Some contractors have started posting the letters they received from Equinox on social media. Writer Erin Van Der Meer posted a letter to Twitter on April 6 from Equinox dated from March 18—three days after New York state ordered all non-essential businesses to close—adding that the company owed her upwards of $8,000 for copywriting and digital content completed in February and early March of this year.
But Van Der Meer says she didn’t receive the letter until this week. ” I had been making many attempts to contact both my manager there, and the accounts department, for several weeks,” she explains. “My manager said she was trying to get me paid, but there was a ‘freeze on invoices.’ I kept hoping they would still pay me despite her saying that, but when I got that letter on April 6, I knew unless I took drastic action I would not see that money for a long time.”

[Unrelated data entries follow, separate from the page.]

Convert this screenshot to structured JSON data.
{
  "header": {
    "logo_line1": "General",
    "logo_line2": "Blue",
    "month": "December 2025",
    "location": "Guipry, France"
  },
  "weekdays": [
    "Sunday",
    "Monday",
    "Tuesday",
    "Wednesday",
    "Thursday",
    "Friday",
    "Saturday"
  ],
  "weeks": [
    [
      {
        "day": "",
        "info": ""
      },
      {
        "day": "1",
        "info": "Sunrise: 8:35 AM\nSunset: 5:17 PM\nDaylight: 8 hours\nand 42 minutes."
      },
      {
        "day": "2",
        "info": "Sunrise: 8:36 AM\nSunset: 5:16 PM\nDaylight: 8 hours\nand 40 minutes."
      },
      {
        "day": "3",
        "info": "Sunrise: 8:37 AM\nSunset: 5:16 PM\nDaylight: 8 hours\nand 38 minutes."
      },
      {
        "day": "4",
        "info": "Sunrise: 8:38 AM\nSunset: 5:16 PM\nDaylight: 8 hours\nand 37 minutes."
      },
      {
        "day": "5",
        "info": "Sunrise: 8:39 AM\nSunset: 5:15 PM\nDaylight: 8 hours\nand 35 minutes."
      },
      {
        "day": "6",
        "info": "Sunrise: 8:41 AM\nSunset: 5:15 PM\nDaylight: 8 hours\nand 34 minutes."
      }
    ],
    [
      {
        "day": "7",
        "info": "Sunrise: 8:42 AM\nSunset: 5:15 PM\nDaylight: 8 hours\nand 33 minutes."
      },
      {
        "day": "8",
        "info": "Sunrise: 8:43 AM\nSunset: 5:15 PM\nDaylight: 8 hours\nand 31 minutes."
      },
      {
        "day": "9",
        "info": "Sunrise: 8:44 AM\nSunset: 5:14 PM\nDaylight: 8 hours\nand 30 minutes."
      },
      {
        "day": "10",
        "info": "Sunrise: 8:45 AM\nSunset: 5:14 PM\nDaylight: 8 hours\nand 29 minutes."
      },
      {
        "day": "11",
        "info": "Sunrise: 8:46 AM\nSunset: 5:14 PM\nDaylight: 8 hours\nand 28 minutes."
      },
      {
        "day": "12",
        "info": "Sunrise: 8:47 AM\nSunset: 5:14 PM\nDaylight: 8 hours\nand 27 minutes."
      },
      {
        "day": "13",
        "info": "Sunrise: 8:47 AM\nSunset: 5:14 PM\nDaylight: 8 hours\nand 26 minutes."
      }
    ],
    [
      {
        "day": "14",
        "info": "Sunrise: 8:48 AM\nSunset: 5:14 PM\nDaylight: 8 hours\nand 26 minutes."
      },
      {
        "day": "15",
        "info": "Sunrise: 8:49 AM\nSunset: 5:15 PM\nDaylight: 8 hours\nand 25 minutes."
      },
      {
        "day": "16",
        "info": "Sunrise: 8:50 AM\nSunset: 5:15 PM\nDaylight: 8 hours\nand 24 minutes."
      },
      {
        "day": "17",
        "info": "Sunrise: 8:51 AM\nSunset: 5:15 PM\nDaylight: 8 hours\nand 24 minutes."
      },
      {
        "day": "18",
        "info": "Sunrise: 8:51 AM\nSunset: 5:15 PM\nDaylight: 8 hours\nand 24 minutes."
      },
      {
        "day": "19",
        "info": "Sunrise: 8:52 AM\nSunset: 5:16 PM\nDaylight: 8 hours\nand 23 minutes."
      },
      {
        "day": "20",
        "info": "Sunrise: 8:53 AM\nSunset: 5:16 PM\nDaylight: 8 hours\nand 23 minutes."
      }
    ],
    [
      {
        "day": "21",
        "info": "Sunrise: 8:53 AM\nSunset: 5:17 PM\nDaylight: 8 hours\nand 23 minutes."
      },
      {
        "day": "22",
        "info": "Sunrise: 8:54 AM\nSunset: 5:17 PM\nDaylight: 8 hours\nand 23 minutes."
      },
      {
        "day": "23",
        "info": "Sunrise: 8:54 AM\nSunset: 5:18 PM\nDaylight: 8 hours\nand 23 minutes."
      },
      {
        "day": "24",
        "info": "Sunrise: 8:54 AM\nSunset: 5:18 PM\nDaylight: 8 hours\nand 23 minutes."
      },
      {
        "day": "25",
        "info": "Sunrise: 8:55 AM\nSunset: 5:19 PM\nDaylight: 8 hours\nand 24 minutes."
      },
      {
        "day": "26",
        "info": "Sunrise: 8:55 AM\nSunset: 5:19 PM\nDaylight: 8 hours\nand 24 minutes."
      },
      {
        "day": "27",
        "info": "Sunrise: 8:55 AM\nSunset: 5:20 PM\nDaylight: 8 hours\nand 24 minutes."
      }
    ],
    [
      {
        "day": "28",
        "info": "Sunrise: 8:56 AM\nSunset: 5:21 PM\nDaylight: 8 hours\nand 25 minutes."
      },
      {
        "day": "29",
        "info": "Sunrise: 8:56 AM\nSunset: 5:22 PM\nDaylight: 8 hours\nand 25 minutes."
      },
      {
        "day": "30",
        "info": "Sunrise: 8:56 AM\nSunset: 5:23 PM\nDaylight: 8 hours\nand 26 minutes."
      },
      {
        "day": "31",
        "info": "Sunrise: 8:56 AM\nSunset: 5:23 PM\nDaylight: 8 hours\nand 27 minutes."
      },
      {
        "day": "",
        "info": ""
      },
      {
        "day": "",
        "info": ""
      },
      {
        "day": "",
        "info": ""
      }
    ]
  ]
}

However, on Tuesday, Van Der Meer tweeted that a representative for the company called her and informed her that she will “likely” receive payments this week. While she says she’s glad Equinox was apologetic, she doesn’t plan to work with the company again in the future.
“When I received that letter, I knew immediately I would cease working for them,” Van Der Meer says. It would be a risky business and financial move on my part to work with a client who seems unreliable when it comes to payment.”
A source close to the company says that Equinox will continue to pay freelancers, adding that the vendor letter wasn’t intended for them, while the majority of employees—including those unable to work because of shuttered facilities—will be paid at 75% of their pre-pandemic wages for at least 30 days, at which point the company plans to reassess.